On the show, Meyer pointed to one of the strangest stretches a coach can face: the long gap between winning a conference title and playing for the national championship. 

"I always go back to our first chance we had to play for a national championship," Meyer said. "We win the game, and I remember getting back to the hotel after winning the SEC Championship thinking, I don’t have any idea what to do here. No idea. We’ve got 40 days until we’re going to play, and I’m sitting there while everybody’s celebrating."

Coach Meyer said he was typically obsessive about preparation, always keeping notes for the next opponent. That night, he looked down and had nothing.

"I look at my notes," Meyer said, "because I always had notes for the next game, and I had nothing. Zero. How do you handle a team for 35, 38, 40 days, whatever it was?"

So he called Holtz. "Of course, the first call I made was to Lou Holtz."

Meyer said the advice stuck with him, and he still passes it along to younger coaches.

"His advice," Meyer said, "I go back and share that with many of the young coaches now when they’re in that kind of situation, was spot on. And we won." He stressed it wasn’t a one-time phone call, either. "But I used him hundreds of times," Meyer noted.

Meyer also touched on what he saw as Holtz’s identity beyond football, praising his gratitude and patriotism.

"I love the man," Meyer commented. "He loved our country, boy, and he would talk about that. He was so appreciative of what this country did for him."

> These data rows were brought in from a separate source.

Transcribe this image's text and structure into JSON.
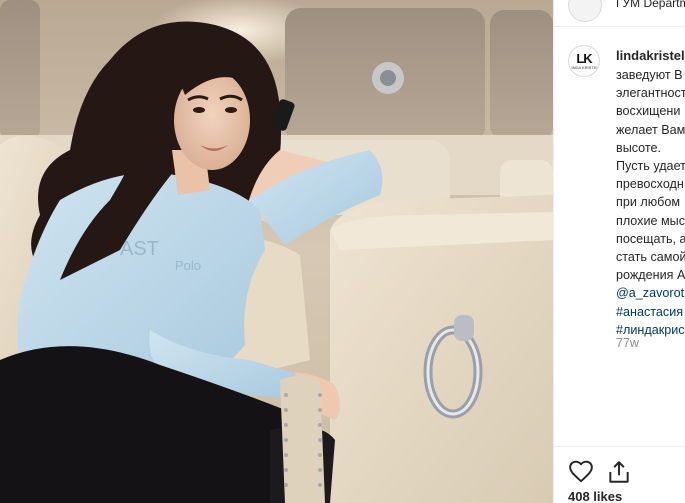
{
  "post": {
    "location": "ГУМ Department",
    "username": "lindakristel_",
    "avatar_logo": "LK",
    "avatar_sub": "LINDA KRISTEL",
    "caption_lines": [
      "заведуют В",
      "элегантност",
      "восхищени",
      "желает Вам",
      "высоте."
    ],
    "caption_lines_2": [
      "Пусть удает",
      "превосходн",
      "при любом",
      "плохие мыс",
      "посещать, а",
      "стать самой",
      "рождения А"
    ],
    "mention": "@a_zavorot",
    "hashtags": [
      "#анастасия",
      "#линдакрис"
    ],
    "timestamp": "77w",
    "likes": "408 likes"
  },
  "icons": {
    "like": "heart-outline-icon",
    "share": "share-upload-icon"
  }
}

Then Meyer got to the trait he kept circling back to: Holtz’s connection with his players.

"And I’ll say this," Meyer continued. "Boy, did he love players."

Meyer placed Holtz in the old-school era with some of the biggest names in the sport, acknowledging how demanding it could be.

"I mean, it was hard," Meyer said. "I was back in that era where you had Bo Schembechler, Woody Hayes, Lou Holtz, Joe Paterno, Tom Osborne. It was no-nonsense."

But Meyer said the common thread wasn’t just toughness. It was what those coaches wanted for their guys after the game.

"But the one thing those guys all shared," Meyer said, "the guys I just mentioned, they really loved players. They wanted them to have success post football or post sports, which I still think is the fundamental obligation of a coach."